In the midst of my enlightenment about the GA experience is a looming cloud on the horizon. After submitting my application for a spring assistantship (I am still leaning towards working in the Bunting Visual Resources Library, but that is in no way guaranteed) on Friday I attended a letter-writing campaign meeting to protest the proposed budget cuts to our department and the contingent cuts of approximately half our GA/TA/RA positions. In other words, this may be the first and last semester I have the experience of teaching.
In other words, I’m glad I’m still working at the gallery part time.

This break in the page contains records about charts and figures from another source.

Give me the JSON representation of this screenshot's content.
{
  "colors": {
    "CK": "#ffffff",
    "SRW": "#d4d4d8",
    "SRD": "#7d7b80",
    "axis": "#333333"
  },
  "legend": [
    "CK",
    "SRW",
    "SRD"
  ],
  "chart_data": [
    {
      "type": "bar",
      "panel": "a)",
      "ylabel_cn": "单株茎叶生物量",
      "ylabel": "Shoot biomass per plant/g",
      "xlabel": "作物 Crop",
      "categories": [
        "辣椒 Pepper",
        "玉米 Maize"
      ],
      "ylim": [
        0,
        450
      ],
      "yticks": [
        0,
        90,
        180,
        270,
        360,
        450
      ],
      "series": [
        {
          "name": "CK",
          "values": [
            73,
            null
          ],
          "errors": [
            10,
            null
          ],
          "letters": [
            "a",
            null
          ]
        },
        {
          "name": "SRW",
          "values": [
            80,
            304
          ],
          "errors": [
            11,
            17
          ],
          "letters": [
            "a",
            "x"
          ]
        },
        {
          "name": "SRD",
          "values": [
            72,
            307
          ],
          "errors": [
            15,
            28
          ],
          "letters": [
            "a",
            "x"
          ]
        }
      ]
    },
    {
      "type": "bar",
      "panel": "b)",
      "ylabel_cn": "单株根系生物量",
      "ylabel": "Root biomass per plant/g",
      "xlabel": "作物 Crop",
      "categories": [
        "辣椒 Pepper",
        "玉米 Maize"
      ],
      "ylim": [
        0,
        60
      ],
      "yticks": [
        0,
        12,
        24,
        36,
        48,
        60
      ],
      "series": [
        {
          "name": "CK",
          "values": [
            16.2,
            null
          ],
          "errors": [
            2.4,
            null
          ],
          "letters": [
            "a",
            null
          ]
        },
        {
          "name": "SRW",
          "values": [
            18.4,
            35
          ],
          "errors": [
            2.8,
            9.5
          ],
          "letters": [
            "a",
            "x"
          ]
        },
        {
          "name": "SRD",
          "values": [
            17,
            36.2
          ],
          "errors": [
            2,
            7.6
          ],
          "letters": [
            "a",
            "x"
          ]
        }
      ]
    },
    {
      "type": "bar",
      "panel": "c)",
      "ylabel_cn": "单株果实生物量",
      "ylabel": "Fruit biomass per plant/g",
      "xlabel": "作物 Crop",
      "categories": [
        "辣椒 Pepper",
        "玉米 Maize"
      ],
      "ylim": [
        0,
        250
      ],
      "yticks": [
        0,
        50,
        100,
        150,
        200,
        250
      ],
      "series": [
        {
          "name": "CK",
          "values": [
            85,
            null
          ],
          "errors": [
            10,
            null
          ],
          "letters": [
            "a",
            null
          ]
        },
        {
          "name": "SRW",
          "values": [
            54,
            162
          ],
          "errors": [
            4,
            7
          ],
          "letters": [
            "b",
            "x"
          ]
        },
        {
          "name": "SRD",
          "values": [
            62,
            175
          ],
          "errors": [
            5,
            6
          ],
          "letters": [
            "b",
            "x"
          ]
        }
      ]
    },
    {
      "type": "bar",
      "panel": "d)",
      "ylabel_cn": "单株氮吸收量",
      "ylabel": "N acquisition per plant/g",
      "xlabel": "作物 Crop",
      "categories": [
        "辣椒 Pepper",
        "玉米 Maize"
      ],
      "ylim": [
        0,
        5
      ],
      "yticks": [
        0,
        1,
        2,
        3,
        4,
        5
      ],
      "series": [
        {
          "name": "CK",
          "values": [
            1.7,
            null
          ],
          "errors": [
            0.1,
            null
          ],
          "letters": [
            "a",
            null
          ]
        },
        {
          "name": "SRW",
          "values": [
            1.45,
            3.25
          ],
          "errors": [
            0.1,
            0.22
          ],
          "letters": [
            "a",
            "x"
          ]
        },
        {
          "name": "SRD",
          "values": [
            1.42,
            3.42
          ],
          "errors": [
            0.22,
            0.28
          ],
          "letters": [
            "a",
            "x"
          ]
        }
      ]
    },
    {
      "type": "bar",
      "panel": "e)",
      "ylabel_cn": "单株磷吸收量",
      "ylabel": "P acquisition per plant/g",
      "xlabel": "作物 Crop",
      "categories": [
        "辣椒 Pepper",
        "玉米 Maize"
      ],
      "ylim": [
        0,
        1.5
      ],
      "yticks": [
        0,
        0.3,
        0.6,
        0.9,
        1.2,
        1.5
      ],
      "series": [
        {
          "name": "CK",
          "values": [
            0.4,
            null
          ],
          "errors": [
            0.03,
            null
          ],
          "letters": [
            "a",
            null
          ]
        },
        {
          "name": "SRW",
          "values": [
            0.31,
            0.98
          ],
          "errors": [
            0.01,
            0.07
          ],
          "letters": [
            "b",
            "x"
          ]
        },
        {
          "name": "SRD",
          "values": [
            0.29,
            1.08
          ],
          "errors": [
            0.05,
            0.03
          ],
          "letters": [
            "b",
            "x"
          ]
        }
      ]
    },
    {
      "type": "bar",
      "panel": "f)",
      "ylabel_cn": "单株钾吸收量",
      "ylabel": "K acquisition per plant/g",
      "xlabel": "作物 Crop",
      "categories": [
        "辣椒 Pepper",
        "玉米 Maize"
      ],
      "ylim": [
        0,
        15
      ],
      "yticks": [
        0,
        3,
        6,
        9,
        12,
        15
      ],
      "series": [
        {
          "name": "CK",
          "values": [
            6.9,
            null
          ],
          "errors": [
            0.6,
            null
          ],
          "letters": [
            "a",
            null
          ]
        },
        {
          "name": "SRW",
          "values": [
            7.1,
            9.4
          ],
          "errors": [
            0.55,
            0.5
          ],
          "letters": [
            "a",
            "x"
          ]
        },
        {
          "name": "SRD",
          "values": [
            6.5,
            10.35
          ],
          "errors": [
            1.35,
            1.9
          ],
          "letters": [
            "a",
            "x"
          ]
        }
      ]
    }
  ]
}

Well, so much for the contemplative life of a creative aesthete. The past month has spun me like a gyroscope as I continue to carve out a routine that allows me to balance fulfillment and personal space. The major change of plans was my decision to continue freelancing at the gallery, which means I’ve been trekking into Santa Fe two days a week. While I’m glad to retain my affiliation with the gallery and while the opportunity is something of a financial relief, it also means my schedule is much more constricted than I expected. Add to that the carnival of moving, starting a new semester, juggling students, office hours, new friends, and my own research schedule, and the whole idea of contemplative semi-retirement is completely ridiculous. Which is good. Even though I’m back in my default whirlwind mode, it’s obvious to me that’s where I function most effectively. As long as I have a routine (still very much a work in progress for this semester!) and a sense of purpose, I am at my most competent when busy rather than brainstorming new creative projects. Maybe that’s a little disappointing – maybe I wish to be a little more right-brained. But it also convinces me of the fallacy of the whole stereotypical American “retirement” dream for my own future.
As part of my new routine, I am resolved to write more often, ideally on a weekly basis.